The title says it all, I'd like to make some animated GIFs and would like to be pointed in the right direction programwise.

I run WinXP.


----------



## Randy (Dec 22, 2008)

Hmmm... wish I could help you with that.

Myself, I use Ulead Gif Animator 5 and it works fine. The only thing is that it hasn't been updated in ages because it's been d/l'd a million times over again (r*pidsh*re, and the like)... so I believe Ulead abandoned it for the most part.

Old as it may be, however, I've never run into a single problem getting it to do what I want.
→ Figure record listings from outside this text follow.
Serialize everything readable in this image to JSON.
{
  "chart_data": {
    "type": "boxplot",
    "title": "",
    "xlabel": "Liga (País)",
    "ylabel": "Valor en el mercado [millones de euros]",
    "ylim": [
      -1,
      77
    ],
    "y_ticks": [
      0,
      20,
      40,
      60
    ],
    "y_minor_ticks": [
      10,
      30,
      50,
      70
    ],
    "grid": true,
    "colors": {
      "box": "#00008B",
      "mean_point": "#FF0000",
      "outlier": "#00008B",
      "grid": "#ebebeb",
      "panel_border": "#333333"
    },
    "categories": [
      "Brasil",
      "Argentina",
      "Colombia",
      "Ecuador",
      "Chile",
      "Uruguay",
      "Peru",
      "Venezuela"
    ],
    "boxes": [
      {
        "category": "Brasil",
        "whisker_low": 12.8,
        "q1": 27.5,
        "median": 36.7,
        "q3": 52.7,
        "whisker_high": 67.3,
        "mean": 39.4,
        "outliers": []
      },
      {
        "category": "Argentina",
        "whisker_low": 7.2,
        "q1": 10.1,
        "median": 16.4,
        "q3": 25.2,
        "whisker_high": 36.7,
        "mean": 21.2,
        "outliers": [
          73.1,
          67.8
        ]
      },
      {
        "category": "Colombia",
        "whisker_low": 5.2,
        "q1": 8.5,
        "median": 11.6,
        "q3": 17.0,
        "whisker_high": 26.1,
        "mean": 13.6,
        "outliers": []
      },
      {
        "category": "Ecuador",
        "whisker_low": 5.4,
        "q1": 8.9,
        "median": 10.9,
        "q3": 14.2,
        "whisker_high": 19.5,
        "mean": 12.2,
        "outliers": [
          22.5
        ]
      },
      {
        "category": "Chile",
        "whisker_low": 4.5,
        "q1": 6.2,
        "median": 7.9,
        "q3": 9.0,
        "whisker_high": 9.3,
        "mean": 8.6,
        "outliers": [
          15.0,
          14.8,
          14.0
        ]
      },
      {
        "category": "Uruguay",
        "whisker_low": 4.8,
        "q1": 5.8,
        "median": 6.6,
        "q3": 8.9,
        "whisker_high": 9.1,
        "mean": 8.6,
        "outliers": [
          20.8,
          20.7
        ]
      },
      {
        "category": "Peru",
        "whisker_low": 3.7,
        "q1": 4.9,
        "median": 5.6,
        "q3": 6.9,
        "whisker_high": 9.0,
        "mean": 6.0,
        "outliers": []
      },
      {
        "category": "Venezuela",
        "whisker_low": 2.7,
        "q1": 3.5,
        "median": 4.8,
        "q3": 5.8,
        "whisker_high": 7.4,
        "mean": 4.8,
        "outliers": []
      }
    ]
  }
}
You can track down a copy online for... um... cheap-ish if you keep your eye open.


----------



## sami (Dec 29, 2008)

hmm. not sure. See if GIMP has that ability. GIMP is an open source version of Photoshop, but I don't know if it includes an ImageReady counterpart as well. I *think* I made an anigif using Irfanview back in the day, but I can't remember. I highly recommend using Irfanview as your default imageviewer in Windows.


----------



## twiztedchild (Jan 4, 2009)

sami said:


> hmm. not sure. See if GIMP has that ability. GIMP is an open source version of Photoshop, but I don't know if it includes an ImageReady counterpart as well. I *think* I made an anigif using Irfanview back in the day, but I can't remember. I highly recommend using Irfanview as your default imageviewer in Windows.



so Photoshop's ImageReady is a .gif animater?


----------



## Pauly (Jan 4, 2009)

I use ImageReady.


----------



## sami (Jan 5, 2009)

yup, that's what I use to animate gifs.


----------